Around the World and Across the Generations
Each person who is a U.S. citizen or resident has available, during 2011 and 2012, a $5 million annual gift tax exemption. While use of this credit during one’s lifetime reduces the amount of the estate tax credit that is available at death, it is often a good use of the credit to make transfers out of one’s estate prior to death so that all future appreciation would avoid federal estate tax. Furthermore, if Congress does not change the law, in 2013 the credit will revert to $1 million for both gift and estate tax. Thus, there is a window of opportunity to remove assets from one’s estate tax-free, which may never again be available. Flaster/Greenberg is regularly involved in structuring estate and gift tax planning.
Recently, Flaster/Greenberg was involved with assisting clients in establishing trusts for their two children to which, between both of them, they will transfer several million dollars in value of stock in a closely-held Asian corporation.

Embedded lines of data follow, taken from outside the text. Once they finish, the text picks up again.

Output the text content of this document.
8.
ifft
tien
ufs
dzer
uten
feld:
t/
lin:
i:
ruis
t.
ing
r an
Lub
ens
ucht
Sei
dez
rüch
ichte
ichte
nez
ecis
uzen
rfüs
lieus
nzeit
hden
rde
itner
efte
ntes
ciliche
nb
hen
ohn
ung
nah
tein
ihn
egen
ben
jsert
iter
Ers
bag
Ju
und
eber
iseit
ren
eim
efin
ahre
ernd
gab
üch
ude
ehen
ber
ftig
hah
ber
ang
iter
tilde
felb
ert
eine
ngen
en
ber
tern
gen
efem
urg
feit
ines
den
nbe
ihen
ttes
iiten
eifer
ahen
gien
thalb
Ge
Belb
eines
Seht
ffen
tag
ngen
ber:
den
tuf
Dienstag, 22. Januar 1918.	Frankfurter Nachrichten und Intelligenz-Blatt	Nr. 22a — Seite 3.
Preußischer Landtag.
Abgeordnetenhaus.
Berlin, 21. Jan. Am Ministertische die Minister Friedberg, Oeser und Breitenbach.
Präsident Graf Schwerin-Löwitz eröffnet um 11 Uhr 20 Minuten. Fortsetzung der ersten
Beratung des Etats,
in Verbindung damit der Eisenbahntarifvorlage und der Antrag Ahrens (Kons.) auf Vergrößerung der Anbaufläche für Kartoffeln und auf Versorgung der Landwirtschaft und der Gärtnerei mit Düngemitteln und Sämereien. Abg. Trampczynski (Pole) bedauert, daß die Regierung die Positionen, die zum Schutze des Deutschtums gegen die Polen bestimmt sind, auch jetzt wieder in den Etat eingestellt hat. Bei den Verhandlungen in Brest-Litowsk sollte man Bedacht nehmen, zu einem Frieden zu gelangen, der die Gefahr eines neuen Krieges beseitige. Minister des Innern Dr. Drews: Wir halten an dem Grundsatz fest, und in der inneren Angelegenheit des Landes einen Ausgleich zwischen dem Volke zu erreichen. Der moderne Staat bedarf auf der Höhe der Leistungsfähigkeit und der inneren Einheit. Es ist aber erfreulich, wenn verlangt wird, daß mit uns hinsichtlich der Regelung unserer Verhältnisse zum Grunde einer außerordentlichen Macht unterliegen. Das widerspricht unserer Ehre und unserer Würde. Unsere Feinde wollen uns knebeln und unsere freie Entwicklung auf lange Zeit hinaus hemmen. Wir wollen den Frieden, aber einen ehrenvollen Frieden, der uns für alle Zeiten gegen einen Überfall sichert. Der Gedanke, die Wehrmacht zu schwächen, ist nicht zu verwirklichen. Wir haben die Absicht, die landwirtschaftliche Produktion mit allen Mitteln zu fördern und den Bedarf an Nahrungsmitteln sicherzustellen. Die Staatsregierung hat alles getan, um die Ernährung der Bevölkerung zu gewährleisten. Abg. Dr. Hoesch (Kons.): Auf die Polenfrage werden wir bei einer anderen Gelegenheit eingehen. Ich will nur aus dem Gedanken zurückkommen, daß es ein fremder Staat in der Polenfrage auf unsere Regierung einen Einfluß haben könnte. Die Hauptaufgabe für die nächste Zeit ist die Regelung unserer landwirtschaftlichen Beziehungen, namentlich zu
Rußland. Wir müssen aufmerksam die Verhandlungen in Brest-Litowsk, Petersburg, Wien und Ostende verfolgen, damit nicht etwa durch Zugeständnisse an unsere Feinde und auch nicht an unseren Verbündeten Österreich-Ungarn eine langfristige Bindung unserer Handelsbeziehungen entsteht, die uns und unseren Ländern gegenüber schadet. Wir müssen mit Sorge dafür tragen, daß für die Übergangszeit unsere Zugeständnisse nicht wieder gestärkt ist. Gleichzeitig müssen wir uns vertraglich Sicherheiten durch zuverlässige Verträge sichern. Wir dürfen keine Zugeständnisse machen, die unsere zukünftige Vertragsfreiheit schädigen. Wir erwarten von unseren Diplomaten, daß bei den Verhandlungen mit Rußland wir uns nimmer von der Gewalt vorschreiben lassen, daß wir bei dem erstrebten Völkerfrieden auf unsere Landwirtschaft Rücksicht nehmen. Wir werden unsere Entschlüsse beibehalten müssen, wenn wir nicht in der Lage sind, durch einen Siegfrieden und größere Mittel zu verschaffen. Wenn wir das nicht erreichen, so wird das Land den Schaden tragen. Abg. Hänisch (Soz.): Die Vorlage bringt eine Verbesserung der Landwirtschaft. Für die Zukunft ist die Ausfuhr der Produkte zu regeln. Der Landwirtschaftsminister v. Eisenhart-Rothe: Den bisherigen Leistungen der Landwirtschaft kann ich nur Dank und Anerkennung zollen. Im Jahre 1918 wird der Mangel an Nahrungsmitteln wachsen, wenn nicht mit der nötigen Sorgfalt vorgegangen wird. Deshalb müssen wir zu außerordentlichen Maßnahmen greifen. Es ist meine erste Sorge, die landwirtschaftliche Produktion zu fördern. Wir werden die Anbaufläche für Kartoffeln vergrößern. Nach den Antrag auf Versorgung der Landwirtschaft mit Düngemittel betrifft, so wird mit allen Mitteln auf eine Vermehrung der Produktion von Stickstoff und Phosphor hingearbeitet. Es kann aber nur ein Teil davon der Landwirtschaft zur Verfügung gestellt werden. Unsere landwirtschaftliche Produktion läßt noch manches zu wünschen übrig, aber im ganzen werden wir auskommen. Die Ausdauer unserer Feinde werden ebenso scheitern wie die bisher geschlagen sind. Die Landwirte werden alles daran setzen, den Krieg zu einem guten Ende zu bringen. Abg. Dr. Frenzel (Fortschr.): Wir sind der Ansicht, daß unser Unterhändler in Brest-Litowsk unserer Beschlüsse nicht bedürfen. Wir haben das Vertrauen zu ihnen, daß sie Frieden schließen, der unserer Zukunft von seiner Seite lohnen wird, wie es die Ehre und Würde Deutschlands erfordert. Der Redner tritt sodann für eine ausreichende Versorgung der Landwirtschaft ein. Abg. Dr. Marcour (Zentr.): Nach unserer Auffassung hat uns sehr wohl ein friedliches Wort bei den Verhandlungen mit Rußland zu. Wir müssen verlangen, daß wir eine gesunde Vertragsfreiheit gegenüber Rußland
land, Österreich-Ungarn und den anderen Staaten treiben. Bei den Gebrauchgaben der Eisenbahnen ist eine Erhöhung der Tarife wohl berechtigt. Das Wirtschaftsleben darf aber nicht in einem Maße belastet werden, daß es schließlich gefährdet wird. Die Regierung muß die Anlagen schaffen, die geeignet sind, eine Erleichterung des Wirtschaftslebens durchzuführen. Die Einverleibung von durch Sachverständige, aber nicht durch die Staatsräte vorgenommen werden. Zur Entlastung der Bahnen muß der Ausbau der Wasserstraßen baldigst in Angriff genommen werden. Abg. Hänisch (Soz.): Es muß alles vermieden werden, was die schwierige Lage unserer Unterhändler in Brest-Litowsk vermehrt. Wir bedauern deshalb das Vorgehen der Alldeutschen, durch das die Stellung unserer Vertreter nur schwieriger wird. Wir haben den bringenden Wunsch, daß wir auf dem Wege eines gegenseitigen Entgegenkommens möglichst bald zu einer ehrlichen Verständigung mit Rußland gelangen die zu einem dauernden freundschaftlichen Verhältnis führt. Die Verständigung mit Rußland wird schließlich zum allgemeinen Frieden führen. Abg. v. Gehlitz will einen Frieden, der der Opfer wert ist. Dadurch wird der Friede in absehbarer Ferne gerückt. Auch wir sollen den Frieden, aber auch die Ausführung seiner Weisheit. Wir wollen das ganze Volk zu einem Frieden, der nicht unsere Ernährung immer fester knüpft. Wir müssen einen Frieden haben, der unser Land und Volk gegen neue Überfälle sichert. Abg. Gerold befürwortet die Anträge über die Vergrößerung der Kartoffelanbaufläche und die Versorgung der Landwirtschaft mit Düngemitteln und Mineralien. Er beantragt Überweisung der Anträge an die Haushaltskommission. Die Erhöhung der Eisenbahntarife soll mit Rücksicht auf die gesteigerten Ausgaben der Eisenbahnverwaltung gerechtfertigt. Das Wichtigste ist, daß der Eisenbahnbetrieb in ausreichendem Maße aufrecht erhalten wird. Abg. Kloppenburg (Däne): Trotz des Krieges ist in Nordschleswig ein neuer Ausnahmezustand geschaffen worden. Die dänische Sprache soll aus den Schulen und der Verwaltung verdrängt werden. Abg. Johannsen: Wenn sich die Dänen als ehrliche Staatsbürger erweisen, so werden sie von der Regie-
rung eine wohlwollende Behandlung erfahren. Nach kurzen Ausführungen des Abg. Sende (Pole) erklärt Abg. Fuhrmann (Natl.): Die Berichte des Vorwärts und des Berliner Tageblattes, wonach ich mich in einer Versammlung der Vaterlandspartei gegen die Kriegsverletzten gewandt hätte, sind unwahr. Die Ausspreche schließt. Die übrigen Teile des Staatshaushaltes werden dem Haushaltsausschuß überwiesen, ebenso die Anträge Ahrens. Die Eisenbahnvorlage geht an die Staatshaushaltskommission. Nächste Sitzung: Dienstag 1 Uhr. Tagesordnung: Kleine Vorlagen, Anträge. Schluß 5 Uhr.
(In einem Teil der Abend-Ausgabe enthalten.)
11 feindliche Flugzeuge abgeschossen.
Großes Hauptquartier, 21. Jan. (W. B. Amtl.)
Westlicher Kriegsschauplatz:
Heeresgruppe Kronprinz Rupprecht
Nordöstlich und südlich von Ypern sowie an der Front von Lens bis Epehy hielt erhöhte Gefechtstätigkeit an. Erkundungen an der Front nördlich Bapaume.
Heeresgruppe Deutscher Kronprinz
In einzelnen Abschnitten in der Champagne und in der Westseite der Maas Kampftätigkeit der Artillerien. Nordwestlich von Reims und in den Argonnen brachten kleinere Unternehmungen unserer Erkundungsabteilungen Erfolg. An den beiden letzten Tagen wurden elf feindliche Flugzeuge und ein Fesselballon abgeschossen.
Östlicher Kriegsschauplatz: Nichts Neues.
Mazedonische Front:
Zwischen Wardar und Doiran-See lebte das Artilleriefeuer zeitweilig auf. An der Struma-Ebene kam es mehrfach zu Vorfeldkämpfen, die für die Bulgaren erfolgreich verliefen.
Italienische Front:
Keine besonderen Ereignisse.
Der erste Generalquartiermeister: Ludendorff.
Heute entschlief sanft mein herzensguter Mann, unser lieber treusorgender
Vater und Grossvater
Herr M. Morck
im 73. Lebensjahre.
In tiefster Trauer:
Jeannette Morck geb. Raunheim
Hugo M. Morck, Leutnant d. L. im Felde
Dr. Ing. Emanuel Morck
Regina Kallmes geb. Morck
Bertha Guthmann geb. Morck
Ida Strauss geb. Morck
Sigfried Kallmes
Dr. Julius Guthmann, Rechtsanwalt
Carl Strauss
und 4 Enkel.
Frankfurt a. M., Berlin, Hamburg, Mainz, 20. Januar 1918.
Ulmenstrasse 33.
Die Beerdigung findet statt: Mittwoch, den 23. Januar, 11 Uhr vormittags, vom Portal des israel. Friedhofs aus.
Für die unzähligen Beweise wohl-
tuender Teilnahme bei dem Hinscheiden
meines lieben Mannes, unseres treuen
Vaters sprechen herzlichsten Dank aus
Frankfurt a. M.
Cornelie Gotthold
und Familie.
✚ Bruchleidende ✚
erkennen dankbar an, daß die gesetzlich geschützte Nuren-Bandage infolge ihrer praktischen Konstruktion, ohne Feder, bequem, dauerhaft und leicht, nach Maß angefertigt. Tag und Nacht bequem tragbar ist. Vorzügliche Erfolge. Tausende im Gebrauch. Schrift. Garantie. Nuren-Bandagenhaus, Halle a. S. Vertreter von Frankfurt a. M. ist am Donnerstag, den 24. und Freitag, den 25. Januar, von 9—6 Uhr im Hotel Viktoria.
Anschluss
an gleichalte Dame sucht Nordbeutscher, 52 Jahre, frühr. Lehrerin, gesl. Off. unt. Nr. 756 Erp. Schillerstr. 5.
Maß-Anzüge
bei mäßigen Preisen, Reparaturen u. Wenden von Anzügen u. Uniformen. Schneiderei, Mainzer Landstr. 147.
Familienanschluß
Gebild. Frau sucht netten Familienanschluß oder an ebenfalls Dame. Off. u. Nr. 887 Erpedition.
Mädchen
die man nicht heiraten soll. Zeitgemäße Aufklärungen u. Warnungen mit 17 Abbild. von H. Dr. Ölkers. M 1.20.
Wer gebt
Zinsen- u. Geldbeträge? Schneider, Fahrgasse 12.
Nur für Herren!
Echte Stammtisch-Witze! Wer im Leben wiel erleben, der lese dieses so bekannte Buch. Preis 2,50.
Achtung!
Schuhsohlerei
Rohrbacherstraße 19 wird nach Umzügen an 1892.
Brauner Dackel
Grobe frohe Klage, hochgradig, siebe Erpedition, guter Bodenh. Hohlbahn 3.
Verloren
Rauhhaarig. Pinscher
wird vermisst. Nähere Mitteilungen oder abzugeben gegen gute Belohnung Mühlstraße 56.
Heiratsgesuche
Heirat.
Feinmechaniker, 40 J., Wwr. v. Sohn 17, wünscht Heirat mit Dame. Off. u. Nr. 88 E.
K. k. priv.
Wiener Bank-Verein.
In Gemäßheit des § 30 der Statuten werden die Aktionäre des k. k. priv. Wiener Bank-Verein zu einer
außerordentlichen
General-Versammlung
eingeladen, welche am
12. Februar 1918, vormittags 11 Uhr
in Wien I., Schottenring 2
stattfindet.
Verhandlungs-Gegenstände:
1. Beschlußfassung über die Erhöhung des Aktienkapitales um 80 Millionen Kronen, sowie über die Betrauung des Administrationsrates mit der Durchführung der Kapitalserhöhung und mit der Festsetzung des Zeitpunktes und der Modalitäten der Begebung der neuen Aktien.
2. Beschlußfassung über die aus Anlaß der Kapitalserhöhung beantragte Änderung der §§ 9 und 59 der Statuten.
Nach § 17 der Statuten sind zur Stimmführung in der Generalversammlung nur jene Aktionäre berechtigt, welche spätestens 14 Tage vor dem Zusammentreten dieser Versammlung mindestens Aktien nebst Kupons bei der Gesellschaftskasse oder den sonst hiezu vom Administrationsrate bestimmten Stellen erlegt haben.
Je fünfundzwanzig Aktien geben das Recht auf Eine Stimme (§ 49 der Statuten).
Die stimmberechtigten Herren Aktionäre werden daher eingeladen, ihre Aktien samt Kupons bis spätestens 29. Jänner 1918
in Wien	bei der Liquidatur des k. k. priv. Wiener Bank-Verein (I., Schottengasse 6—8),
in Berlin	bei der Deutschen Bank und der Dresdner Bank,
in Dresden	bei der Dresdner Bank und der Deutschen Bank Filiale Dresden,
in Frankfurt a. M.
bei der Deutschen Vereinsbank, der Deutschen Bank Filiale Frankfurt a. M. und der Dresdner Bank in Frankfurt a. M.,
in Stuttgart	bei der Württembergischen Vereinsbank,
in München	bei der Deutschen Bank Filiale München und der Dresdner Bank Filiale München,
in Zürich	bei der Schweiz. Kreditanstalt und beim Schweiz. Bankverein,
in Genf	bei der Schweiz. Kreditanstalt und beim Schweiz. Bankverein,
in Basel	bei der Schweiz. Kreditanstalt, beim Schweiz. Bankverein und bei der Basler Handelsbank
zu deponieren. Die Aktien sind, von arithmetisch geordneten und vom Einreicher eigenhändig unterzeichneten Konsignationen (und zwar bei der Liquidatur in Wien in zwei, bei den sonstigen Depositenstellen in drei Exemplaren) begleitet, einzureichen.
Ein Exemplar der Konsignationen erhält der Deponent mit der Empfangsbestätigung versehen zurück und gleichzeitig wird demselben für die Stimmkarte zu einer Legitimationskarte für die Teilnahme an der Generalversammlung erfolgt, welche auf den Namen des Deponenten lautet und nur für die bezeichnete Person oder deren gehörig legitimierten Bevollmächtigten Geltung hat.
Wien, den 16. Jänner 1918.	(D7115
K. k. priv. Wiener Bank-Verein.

The clients will be able to take advantage of various transfer tax discounts in transferring the assets to the trusts so that a value in excess of $5 million ($10 million between the husband and wife) can actually be transferred to the trusts, while staying within the $5 million credit amount.
This transaction involved structuring to address not only the federal estate and gift tax, but also minimizing impact of the federal generation skipping tax, and also dealing with the foreign country’s transfer taxes on the transfer of the shares to the trusts.
Similarly, Flaster/Greenberg attorneys formed a limited liability company (LLC) to which the husband and wife clients will transfer a substantial amount of investment assets, and will then make a gift of the LLC interests to a trust for their children.